Tu me disais chaque jour ce que tu avais remarqué, aussi crûment que ça venait et sans que je ne trouve rien à te rétorquer. Puis tu t'es mis à en faire de même avec ta famille, et tu te retenais devant tes collègues car la tentation de laisser sortir ton exaspération dans la clairière aussi était en train de devenir de plus en plus forte. Ce jour là a commencé par un réveil des plus sympathiques : « J'ai toujours passé ma vie à attendre. Mais au moins, avant, je croyais savoir ce que j'attendais. » Une phrase de l'ordre de celles que j'entendais tous les jours, et face auxquelles je n'avais plus aucun répondant. Ta famille n'en avait pas forcément plus. La moitié aux yeux roses te disaient de te remuer pour arrêter de broyer du noir, ce qui était sans effet sur toi. La moitié qui partageait tes yeux noirs hochait tristement la tête ; leur approbation ne faisant qu'augmenter ton désespoir et renforcer ton sentiment d'injustice.

Jusqu'à la goutte salée qui a fait déborder la situation. Pour la première fois, l'un de tes dossiers a pris visage humain. Un ingénieur en carton avait réussi à se frayer un chemin jusqu'à la clairière. On ne voulait pas le laisser entrer mais, en arrivant ce matin là devant l'entrée, tu as eu le réflexe de lui sourire. Un sourire de ceux que tu décroches chaque jour ; ceux qui ne veulent strictement rien dire et qui ne font qu'augmenter ton mal-être et ton sentiment de contradiction interne. Ton sourire a encouragé cet individu (un certain Naf-Naf) à t'adresser la parole, d'un ton aussi aimable que celle que tu emploies à présent chaque fois que tu me parles : « Et vous avez le culot de sourire, Monsieur ? » Il t'a alors parlé de son dossier : son projet exaltant de concevoir une nouvelle formule de carton, plus résistante, pour les habitations. Et le refus qu'il avait fini par obtenir de la clairière, sans justification, après plusieurs mois d'analyse par ton service.

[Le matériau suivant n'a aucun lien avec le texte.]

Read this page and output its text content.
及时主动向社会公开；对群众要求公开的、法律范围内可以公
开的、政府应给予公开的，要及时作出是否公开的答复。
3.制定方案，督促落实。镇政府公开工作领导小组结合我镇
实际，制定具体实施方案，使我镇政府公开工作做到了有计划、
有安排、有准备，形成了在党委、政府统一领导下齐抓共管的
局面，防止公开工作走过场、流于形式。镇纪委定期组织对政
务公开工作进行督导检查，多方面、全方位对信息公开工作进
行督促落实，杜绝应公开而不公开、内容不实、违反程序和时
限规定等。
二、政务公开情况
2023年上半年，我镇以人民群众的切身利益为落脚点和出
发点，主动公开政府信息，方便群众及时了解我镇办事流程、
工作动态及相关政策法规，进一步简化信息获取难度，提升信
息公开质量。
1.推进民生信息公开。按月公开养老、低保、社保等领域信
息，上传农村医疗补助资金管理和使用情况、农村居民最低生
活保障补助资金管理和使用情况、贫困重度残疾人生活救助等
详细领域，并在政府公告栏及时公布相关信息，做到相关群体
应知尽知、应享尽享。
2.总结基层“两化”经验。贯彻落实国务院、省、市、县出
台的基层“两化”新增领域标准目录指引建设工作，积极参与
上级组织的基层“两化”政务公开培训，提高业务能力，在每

Tu te souvenais très bien de son cas. Un de ces multiples dossiers dont l'introduction t'avait donné quelques secondes d'espoir, puis sur lequel tu avais très vite déposé un tampon de refus en constatant que la procédure de fabrication proposée ne respectait pas les standards. Tu as essayé d'expliquer à ce Naf-Naf la raison de ce refus, et tu lui as expliqué au passage que les standards étaient absurdes (au cas où il ne l'aurait pas déjà remarqué). L'exigence d'utiliser des méthodes de renforcement n'avait aucun sens dans le cadre de sa proposition, le produit étant par lui-même aussi résistant qu'il se peut : tu le savais pertinemment, mais ne pouvais cependant approuver sa demande. Son dossier ne pouvait entrer dans aucun des cas de figure prévus et aucun cadre n'était prévu pour les propositions comme la sienne ; c'était absurde mais c'était comme ça.

Il s'est agacé : « C'est absurde mais c'est comme ça ? Et ne pensez-vous pas que les choses seraient meilleures autrement ? » Tu t'es alors entendu lui répondre : « Certes. Mais on ne me paye pas pour penser ; on me paye pour appliquer les procédures ». Et t'entendre lui répondre ainsi a fait vriller ton esprit. Toi, Persil, le Persil brillant défini par sa petite mouche, par sa capacité à penser ; tu étais là, t'entendant admettre que tu dédiais ton existence à renoncer à penser pour mettre bêtement en application des consignes absurdes ? C'était donc ça, ta vie ? Tu étais donc ça ? Tu as vu le mépris dans les yeux de cet individu brillant, et tu as partagé ce mépris. Il était impossible que tu restes ce Persil là : celui que ce Naf-Naf voyait ; celui que tu lui montrais.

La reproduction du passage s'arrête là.